Я достал из мешка фиолетовую футболку.

– А как потом? – она осторожно открыла пакет. – Я постираю и верну.

– Фигня. Дарю. Хочешь бордовую еще?

– Ого, ничего себе! Давай, к папе на физру ходить буду. Прикрой чем-нибудь.

Я встал, вытащил из-под стола непристегнутый брезентовый полог, по ширине он был почти как тент. Встал в проходе. Развел руки.

– Готово!

Сидя ко мне спиной, Оля сняла рубашку и зачем-то стала аккуратно ее складывать. У нее была родинка на левом плече. А лифчика все-таки не было.

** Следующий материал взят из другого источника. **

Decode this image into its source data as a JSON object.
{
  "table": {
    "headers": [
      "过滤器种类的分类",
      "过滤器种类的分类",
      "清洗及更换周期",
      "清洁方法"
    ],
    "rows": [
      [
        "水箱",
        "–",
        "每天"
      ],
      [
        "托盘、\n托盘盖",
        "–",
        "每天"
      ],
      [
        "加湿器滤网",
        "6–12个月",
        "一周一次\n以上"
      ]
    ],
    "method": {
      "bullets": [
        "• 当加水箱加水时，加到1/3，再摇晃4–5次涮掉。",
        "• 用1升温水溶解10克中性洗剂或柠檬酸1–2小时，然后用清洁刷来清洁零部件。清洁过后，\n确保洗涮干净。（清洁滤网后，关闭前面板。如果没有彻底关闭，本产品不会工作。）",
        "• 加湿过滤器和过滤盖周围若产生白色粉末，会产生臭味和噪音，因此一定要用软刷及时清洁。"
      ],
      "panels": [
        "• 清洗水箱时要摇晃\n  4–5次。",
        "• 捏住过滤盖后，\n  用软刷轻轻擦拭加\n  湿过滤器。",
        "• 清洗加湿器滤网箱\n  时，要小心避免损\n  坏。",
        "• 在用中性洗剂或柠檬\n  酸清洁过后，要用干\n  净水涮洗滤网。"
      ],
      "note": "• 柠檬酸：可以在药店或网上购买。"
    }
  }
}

– У этой твоей, кажется, большие сиськи?

– У Нади? Вроде да.

– А у меня? – и повернулась. А я не успел разглядеть выражения ее лица и не мог теперь оторваться посмотреть.

– А у тебя красивее. Гораздо.

Я наконец поднял взгляд. Она улыбалась. Встала с мешка и крепко ко мне прижалась. «Брезент же грязный», – подумал я, стоя с разведенными руками.